03/29/2026
"The real problems are difficulty accepting feedback..."
Is your feedback helpful or just not how you would do it? Do you offer any solutions or just criticize their work?
"... poor time management..."
Only a problem if you care more about how much time their butt is in a chair than their productivity and output. A good worker can do the same thing in 6 hours compared to what a mediocre worker can do in 8 (or a poor one in 10), so why can't 2 hours of free time be their reward if you're not going to give them a raise to sit in a chair to waste those 2 hours checking emails?
"... struggling to adapt to professional environments after years in academic ones."
You mean forced to conform to an outdated model that is detrimental to employees' work efficiency? Or is it your lack of trust in these employees to know what conditions optimizes their own work speed and output? Or maybe your desire to control others.
I am a millennial and I see Gen Z and Alpha as the results of what my therapist has been saying for years to help me build my own self-confidence and stop being a people pleaser and dormat for others.
I find these younger generations inspirational. Criticism like this article just goes to show how stuck in your ways you are. When you work in tech, you update or you get deprecated ✌🏻
Bosses are firing Gen Z graduates shortly after hiring them.
And the reason might not be what most people expect.
A survey of over 1,000 business leaders found the issues aren't about intelligence or technical ability. The real problems are difficulty accepting feedback, poor time management, and struggling to adapt to professional environments after years in academic ones.
Not a skills problem. A READINESS problem.
And honestly that's a more complicated conversation than most people want to have.
Because both sides have a point worth understanding.
Gen Z entered the workforce during one of the most disruptive periods in modern history. Remote school. Pandemic isolation. A completely fractured sense of what normal professional life looks like. The organic exposure to workplace culture that previous generations absorbed just by being around offices, mentors, and colleagues during formative years simply didn't happen for a lot of them.
That's real.
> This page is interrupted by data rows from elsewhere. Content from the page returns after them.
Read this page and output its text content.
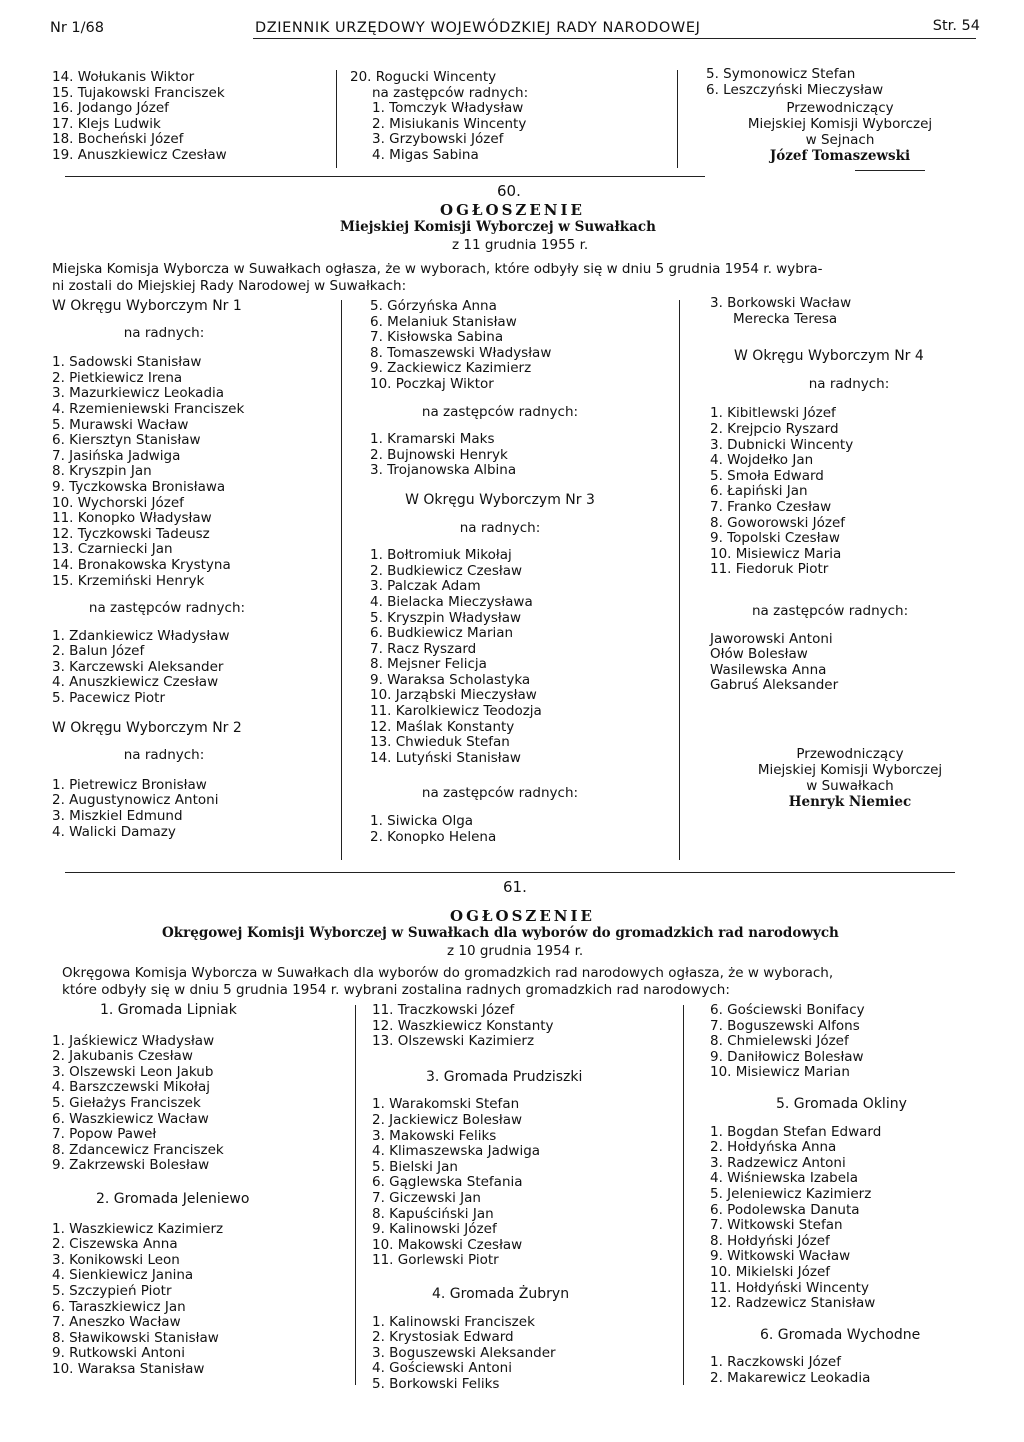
Nr 1/68	DZIENNIK URZĘDOWY WOJEWÓDZKIEJ RADY NARODOWEJ	Str. 54
14. Wołukanis Wiktor
15. Tujakowski Franciszek
16. Jodango Józef
17. Klejs Ludwik
18. Bocheński Józef
19. Anuszkiewicz Czesław
20. Rogucki Wincenty
na zastępców radnych:
1. Tomczyk Władysław
2. Misiukanis Wincenty
3. Grzybowski Józef
4. Migas Sabina
5. Symonowicz Stefan
6. Leszczyński Mieczysław
Przewodniczący
Miejskiej Komisji Wyborczej
w Sejnach
Józef Tomaszewski
60.
OGŁOSZENIE
Miejskiej Komisji Wyborczej w Suwałkach
z 11 grudnia 1955 r.
Miejska Komisja Wyborcza w Suwałkach ogłasza, że w wyborach, które odbyły się w dniu 5 grudnia 1954 r. wybra-
ni zostali do Miejskiej Rady Narodowej w Suwałkach:
W Okręgu Wyborczym Nr 1
na radnych:
1. Sadowski Stanisław
2. Pietkiewicz Irena
3. Mazurkiewicz Leokadia
4. Rzemieniewski Franciszek
5. Murawski Wacław
6. Kiersztyn Stanisław
7. Jasińska Jadwiga
8. Kryszpin Jan
9. Tyczkowska Bronisława
10. Wychorski Józef
11. Konopko Władysław
12. Tyczkowski Tadeusz
13. Czarniecki Jan
14. Bronakowska Krystyna
15. Krzemiński Henryk
na zastępców radnych:
1. Zdankiewicz Władysław
2. Balun Józef
3. Karczewski Aleksander
4. Anuszkiewicz Czesław
5. Pacewicz Piotr
W Okręgu Wyborczym Nr 2
na radnych:
1. Pietrewicz Bronisław
2. Augustynowicz Antoni
3. Miszkiel Edmund
4. Walicki Damazy
5. Górzyńska Anna
6. Melaniuk Stanisław
7. Kisłowska Sabina
8. Tomaszewski Władysław
9. Zackiewicz Kazimierz
10. Poczkaj Wiktor
na zastępców radnych:
1. Kramarski Maks
2. Bujnowski Henryk
3. Trojanowska Albina
W Okręgu Wyborczym Nr 3
na radnych:
1. Bołtromiuk Mikołaj
2. Budkiewicz Czesław
3. Palczak Adam
4. Bielacka Mieczysława
5. Kryszpin Władysław
6. Budkiewicz Marian
7. Racz Ryszard
8. Mejsner Felicja
9. Waraksa Scholastyka
10. Jarząbski Mieczysław
11. Karolkiewicz Teodozja
12. Maślak Konstanty
13. Chwieduk Stefan
14. Lutyński Stanisław
na zastępców radnych:
1. Siwicka Olga
2. Konopko Helena
3. Borkowski Wacław
Merecka Teresa
W Okręgu Wyborczym Nr 4
na radnych:
1. Kibitlewski Józef
2. Krejpcio Ryszard
3. Dubnicki Wincenty
4. Wojdełko Jan
5. Smoła Edward
6. Łapiński Jan
7. Franko Czesław
8. Goworowski Józef
9. Topolski Czesław
10. Misiewicz Maria
11. Fiedoruk Piotr
na zastępców radnych:
Jaworowski Antoni
Ołów Bolesław
Wasilewska Anna
Gabruś Aleksander
Przewodniczący
Miejskiej Komisji Wyborczej
w Suwałkach
Henryk Niemiec
61.
OGŁOSZENIE
Okręgowej Komisji Wyborczej w Suwałkach dla wyborów do gromadzkich rad narodowych
z 10 grudnia 1954 r.
Okręgowa Komisja Wyborcza w Suwałkach dla wyborów do gromadzkich rad narodowych ogłasza, że w wyborach,
które odbyły się w dniu 5 grudnia 1954 r. wybrani zostalina radnych gromadzkich rad narodowych:
1. Gromada Lipniak
1. Jaśkiewicz Władysław
2. Jakubanis Czesław
3. Olszewski Leon Jakub
4. Barszczewski Mikołaj
5. Giełażys Franciszek
6. Waszkiewicz Wacław
7. Popow Paweł
8. Zdancewicz Franciszek
9. Zakrzewski Bolesław
2. Gromada Jeleniewo
1. Waszkiewicz Kazimierz
2. Ciszewska Anna
3. Konikowski Leon
4. Sienkiewicz Janina
5. Szczypień Piotr
6. Taraszkiewicz Jan
7. Aneszko Wacław
8. Sławikowski Stanisław
9. Rutkowski Antoni
10. Waraksa Stanisław
11. Traczkowski Józef
12. Waszkiewicz Konstanty
13. Olszewski Kazimierz
3. Gromada Prudziszki
1. Warakomski Stefan
2. Jackiewicz Bolesław
3. Makowski Feliks
4. Klimaszewska Jadwiga
5. Bielski Jan
6. Gąglewska Stefania
7. Giczewski Jan
8. Kapuściński Jan
9. Kalinowski Józef
10. Makowski Czesław
11. Gorlewski Piotr
4. Gromada Żubryn
1. Kalinowski Franciszek
2. Krystosiak Edward
3. Boguszewski Aleksander
4. Gościewski Antoni
5. Borkowski Feliks
6. Gościewski Bonifacy
7. Boguszewski Alfons
8. Chmielewski Józef
9. Daniłowicz Bolesław
10. Misiewicz Marian
5. Gromada Okliny
1. Bogdan Stefan Edward
2. Hołdyńska Anna
3. Radzewicz Antoni
4. Wiśniewska Izabela
5. Jeleniewicz Kazimierz
6. Podolewska Danuta
7. Witkowski Stefan
8. Hołdyński Józef
9. Witkowski Wacław
10. Mikielski Józef
11. Hołdyński Wincenty
12. Radzewicz Stanisław
6. Gromada Wychodne
1. Raczkowski Józef
2. Makarewicz Leokadia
That matters.
But here's what's also true.
The ability to take feedback without getting defensive, show up consistently, manage time without being micromanaged, and adapt to environments that don't perfectly match personal preferences. These aren't generational luxuries. They're baseline expectations of professional life that don't negotiate with comfort levels.
Every generation has had to figure this out.
The workplace doesn't reshape itself around you. You reshape yourself around the workplace until you've built enough credibility, skill, and leverage to start changing things from the inside.
Companies are now investing heavily in onboarding and mentorship specifically designed to bridge this gap because the cost of hiring and losing a new graduate within six months is SIGNIFICANT.
But mentorship can only do so much.
At some point the responsibility shifts to the individual walking through the door.